The third approach to integrating DSP and embedded CPUs is to add DSP instructions to a CPU instruction set architecture. This usually require brand new designs to implement the fully integrated instruction set architecture. The benefit is that software developers need to deal with just one development environment.

The second trend in embedded microprocessors is to support the development of single chip solutions for large volume markets. Many embedded microprocessor vendors offer designs that can be licensed and incorporated into a larger chip design that includes the desired input/output peripheral devices and application-specific integrated circuit (ASIC), and field programmable gate array (FPGA) design. This paradigm is referred to as system-on-a-chip design. A microprocessor that is designed to function in a such a system is often referred to as a licensable core.

The third major trend in embedded microprocessors is aggressive adoption of high-performance techniques.

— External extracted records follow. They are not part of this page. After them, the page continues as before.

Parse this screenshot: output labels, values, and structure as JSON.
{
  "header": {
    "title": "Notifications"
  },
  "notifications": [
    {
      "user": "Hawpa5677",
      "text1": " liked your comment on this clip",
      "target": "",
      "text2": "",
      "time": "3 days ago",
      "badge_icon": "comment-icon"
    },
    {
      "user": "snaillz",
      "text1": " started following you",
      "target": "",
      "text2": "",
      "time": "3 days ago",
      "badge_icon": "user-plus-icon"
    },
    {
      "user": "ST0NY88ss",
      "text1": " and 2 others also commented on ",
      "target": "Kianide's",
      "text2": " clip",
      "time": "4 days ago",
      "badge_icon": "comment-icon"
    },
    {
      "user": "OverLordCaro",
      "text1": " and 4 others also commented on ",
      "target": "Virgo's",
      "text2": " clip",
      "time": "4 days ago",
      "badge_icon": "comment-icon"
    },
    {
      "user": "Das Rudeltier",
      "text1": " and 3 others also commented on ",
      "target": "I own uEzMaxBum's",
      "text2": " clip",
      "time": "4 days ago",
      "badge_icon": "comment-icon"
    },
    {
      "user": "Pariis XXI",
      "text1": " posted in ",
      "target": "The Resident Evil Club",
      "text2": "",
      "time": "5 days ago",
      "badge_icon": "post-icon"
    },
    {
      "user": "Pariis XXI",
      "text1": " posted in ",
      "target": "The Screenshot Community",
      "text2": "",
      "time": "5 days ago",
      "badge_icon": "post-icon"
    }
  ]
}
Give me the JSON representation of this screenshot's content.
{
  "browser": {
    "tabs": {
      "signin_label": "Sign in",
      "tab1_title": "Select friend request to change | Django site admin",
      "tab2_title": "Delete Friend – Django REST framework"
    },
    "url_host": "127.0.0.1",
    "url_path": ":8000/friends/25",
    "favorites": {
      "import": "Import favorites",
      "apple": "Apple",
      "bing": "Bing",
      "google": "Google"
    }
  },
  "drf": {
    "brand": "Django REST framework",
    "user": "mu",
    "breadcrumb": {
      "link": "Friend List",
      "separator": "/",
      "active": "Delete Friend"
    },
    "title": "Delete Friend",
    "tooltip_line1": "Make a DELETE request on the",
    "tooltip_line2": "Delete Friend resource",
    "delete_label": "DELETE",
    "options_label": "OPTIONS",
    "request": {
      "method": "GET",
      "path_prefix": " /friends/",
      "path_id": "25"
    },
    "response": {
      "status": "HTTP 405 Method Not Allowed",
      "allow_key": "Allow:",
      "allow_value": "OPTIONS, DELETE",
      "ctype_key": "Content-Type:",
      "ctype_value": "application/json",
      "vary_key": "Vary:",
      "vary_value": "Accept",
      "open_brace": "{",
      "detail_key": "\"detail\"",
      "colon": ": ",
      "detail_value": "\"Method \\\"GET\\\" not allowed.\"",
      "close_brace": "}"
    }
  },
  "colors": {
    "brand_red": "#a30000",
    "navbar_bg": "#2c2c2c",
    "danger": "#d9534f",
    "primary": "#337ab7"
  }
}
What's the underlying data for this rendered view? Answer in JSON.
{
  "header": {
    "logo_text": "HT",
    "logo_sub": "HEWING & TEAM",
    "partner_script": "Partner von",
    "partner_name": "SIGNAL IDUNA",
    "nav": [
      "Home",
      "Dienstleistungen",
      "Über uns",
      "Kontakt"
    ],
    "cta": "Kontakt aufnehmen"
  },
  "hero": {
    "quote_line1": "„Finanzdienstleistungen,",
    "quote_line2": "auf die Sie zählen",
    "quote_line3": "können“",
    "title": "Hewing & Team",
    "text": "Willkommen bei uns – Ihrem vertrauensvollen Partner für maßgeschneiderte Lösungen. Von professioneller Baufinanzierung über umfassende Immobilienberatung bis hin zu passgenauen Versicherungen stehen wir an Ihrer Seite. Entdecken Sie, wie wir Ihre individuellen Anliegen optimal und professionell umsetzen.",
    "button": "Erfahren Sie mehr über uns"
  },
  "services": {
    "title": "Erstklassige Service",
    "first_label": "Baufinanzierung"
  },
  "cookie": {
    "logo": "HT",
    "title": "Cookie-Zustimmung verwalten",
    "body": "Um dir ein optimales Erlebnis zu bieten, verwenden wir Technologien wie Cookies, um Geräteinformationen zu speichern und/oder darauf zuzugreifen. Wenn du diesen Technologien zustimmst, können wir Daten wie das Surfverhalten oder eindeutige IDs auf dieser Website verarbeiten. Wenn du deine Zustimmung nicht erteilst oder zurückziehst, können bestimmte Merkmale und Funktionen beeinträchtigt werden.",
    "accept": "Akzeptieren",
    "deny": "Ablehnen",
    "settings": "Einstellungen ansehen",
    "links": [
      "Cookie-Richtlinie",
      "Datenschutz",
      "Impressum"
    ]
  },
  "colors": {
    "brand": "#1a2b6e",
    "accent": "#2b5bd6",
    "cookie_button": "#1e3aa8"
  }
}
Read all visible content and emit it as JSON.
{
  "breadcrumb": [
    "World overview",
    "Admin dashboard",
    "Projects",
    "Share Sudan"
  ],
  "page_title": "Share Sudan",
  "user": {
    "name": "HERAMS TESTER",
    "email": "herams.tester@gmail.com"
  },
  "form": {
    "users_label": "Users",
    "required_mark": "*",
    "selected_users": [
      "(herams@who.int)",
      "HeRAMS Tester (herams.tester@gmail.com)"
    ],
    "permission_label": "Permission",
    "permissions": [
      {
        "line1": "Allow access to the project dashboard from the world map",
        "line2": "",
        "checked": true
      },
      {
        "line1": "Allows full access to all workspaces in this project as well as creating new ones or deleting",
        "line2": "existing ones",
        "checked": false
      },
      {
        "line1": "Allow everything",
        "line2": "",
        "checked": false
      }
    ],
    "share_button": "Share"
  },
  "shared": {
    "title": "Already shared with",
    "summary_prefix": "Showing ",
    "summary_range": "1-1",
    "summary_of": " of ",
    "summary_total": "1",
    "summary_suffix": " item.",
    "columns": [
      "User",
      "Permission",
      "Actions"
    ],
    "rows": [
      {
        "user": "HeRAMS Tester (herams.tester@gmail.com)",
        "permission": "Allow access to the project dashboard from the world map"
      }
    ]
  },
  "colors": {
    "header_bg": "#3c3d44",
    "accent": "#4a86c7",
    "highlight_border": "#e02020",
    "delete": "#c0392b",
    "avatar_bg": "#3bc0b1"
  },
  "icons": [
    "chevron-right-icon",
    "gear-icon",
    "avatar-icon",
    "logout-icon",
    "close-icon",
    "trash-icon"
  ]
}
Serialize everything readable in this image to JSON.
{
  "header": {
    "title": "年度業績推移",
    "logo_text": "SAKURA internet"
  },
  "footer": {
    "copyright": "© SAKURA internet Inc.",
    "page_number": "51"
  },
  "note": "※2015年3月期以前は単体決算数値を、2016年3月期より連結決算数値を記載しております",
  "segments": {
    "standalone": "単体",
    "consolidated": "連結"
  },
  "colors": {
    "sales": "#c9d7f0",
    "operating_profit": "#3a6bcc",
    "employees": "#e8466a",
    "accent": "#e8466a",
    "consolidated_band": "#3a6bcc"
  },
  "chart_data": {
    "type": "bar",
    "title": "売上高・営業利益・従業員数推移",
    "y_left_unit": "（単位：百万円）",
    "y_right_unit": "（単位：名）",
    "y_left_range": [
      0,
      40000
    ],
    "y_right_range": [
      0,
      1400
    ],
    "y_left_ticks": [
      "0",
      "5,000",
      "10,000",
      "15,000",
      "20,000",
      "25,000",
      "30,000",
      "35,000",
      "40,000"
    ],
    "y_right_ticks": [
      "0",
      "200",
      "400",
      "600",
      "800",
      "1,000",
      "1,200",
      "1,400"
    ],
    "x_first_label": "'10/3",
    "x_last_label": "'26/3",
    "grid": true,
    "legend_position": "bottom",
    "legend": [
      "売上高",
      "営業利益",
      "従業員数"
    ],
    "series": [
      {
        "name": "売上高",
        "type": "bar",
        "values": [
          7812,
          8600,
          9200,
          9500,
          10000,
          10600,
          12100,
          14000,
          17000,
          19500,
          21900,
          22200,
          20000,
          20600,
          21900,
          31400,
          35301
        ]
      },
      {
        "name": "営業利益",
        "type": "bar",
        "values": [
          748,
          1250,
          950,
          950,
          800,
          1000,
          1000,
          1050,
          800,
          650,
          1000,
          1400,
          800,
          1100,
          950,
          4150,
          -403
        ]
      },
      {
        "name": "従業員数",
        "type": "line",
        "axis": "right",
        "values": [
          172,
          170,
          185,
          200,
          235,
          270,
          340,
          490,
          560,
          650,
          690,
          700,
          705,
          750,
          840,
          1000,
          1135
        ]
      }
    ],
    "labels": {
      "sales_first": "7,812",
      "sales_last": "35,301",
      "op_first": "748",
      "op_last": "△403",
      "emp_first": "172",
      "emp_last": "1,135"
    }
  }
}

Traditionally, embedded microprocessors are slow to adopt high-performance architecture and implementation techniques. They also tend to reuse software development tools such as compilers from the computer microprocessor domain. However, owing to the rapid increase of required perfor- mance in embedded markets, the embedded microprocessor vendors are now making fast moves in adopting high-performance techniques. This trend is especially clear in the DSP microprocessors. Texas Instruments, Motorola/Lucent, and Analog Devices have all been shiping aggressive EPIC/VLIW DSP micro- processors and associated compilers.

Microprocessor Market Trends

Readers who are interested in market trends for microprocessors are referred to Microprocessor Report, a periodic publication by MicroDesign Resources (www.MDRonline.com). In every issue, there is a summary of microarchitecture features, physical characteristics, availability, and pricing of microprocessors.